People magazine has an entire online archive devoted to "Body After Baby: Celebrity moms show off shockingly svelt figures after giving birth," but the magazine declined to comment Wednesday on the example set by Kate. Meanwhile, the summer's other celebrity mom, Kim Kardashian, has yet to be seen in public. Us Weekly reported that she won't leave the house untill she's ready to "debut her post-baby body."
Nobody can say whether Kate consciously chose to send a message that this is what new mothers really look like, or whether she didn't realize -- or didn't care -- how obvious her tummy would be. Either way, she un-self-consciously handed the baby off to her husband rather than using the newborn to camouflage her figure from the cameras and crowds when she emerged from the hospital Tuesday. And her form-draping dress was a contrast to the caftan-like outfit that hid Princess Diana's figure when she appeared publicly for the first time after giving birth to Will in 1982.
Nancy Manister, who worked for 20 years as a maternity nurse and now teaches at Fairfield University in Connecticut, even noticed a moment during the photo op when Kate "clasped her hands together underneath the belly, and I thought, 'She's not trying to hide it.'" As for anxious new moms wondering when that bump will go away, Manister says, "it takes six weeks to lose 25 pounds, and a full year" to get your old body back.
Jennifer Moneta, who works in public relations in Dallas, gave birth nine weeks ago and was especially pleased that Kate made the post-partum silhouette "look very natural, as if that is what all moms can and should expect after having a baby." Moneta said that when she left the hospital, "I still looked five months pregnant, even though I only gained 20 pounds during pregnancy. My father even lovingly kidded me about it, saying 'I didn't realize the baby was still in there.'"
Alison Jimenez, a fashion blogger in Astoria, N.Y., said she was "outraged" by comments from some Kate-watchers asking things like "Is she pregnant again?"
"This woman has just given birth, what was she supposed to do? Struggle into a pair of Spanx?" Jimenez said.

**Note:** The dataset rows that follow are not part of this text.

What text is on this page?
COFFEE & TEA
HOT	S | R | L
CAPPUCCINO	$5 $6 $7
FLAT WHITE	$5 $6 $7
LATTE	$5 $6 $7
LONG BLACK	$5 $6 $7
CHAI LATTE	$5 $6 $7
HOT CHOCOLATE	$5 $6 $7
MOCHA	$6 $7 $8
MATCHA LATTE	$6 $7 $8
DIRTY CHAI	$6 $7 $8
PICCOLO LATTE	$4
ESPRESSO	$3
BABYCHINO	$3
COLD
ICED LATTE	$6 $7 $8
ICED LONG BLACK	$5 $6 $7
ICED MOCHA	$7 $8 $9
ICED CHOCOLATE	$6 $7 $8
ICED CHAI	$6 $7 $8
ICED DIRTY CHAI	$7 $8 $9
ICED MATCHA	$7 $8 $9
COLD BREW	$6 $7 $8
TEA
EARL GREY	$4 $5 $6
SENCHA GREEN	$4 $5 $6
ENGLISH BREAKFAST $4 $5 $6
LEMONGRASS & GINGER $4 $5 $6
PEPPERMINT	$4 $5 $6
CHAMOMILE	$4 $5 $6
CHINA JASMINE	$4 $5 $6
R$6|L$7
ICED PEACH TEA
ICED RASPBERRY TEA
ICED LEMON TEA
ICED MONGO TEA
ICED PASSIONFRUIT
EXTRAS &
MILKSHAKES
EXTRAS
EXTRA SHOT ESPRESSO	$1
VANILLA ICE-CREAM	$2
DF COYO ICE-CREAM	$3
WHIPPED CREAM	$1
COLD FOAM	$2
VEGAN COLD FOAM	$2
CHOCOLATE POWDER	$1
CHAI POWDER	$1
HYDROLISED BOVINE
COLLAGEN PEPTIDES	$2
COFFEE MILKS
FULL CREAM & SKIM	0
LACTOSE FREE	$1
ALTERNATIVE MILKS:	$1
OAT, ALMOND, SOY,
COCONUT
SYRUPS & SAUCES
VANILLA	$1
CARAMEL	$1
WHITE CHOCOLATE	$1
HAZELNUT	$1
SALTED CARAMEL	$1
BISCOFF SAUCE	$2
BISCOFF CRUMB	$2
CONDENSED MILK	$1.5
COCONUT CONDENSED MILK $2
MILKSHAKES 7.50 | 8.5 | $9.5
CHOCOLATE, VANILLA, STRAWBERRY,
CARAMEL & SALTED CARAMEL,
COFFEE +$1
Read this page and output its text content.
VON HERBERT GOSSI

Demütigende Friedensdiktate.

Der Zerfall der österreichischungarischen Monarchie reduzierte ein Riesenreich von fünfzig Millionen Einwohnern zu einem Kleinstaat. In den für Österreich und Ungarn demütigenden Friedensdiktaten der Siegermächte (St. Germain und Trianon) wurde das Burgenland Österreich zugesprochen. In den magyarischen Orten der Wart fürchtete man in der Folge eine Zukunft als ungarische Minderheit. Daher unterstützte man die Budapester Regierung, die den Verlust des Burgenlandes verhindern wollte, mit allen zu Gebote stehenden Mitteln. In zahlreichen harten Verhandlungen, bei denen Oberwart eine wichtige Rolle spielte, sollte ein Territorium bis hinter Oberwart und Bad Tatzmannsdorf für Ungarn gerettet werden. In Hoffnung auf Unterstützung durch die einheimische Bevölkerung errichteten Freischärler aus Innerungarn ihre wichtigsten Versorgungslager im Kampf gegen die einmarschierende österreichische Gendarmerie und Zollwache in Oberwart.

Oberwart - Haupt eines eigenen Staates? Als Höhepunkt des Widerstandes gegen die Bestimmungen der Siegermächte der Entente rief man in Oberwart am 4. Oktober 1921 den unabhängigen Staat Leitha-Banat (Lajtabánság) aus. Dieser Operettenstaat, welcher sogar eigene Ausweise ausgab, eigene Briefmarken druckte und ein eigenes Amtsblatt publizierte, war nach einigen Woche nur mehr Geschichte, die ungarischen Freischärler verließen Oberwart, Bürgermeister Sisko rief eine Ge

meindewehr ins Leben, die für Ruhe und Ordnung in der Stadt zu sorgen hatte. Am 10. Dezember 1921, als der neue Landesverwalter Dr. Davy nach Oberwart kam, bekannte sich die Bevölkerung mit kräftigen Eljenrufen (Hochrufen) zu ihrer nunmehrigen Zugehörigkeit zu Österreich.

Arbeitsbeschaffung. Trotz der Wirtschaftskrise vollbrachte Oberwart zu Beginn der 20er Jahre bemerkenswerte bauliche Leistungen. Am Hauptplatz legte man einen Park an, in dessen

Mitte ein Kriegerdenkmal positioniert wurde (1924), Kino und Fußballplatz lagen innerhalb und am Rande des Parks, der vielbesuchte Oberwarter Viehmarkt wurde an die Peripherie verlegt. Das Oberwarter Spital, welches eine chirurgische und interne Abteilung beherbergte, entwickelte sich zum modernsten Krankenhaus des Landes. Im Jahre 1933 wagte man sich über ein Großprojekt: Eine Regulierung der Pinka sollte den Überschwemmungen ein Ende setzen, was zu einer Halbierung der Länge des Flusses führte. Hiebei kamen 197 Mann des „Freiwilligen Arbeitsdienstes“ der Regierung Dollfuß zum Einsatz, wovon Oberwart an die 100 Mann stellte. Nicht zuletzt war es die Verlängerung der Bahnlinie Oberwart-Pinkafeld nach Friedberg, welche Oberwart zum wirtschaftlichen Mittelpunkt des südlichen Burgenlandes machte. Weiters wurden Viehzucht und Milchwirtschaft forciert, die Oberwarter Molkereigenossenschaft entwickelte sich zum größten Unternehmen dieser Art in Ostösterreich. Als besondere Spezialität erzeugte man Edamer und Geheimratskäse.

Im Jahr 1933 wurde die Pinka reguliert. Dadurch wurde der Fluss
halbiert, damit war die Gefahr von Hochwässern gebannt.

But some new moms do swear by girdles or their modern equivalent. Josephine Giraci, of Lloyd Neck, N.Y., says the best piece of advice she got before her first child was born 11 years ago was to pack a girdle in her maternity bag. She wore it for three months after giving birth: "I slept in it and everything."
One shapewear company, Hourglass Angel, wasted no time Wednesday emailing pitches showing a picture of Kate with the mommy tummy alongside ads for corsets and girdles as a way for women to "regain their body" and "feel even more beautiful."
Dr. Robert Atlas, an obstetrician-gynecologist at Mercy Medical Center in Baltimore, explained that the "bulge that women have after they deliver" is mostly loose skin and fat. He said breast-feeding can help new mothers lose the weight "due to extra metabolic processing," but he doesn't recommend girdles as a way to lose baby weight -- though women who have cesarean sections do wear a binder-like accessory around their midsections to support abdominal muscles.
As he spoke, he was with a patient, Melissa Baker, of Ellicott City, Md., who gave birth just a week ago. Asked what she thought of Kate, Baker said, simply, "I liked that she didn't look perfect."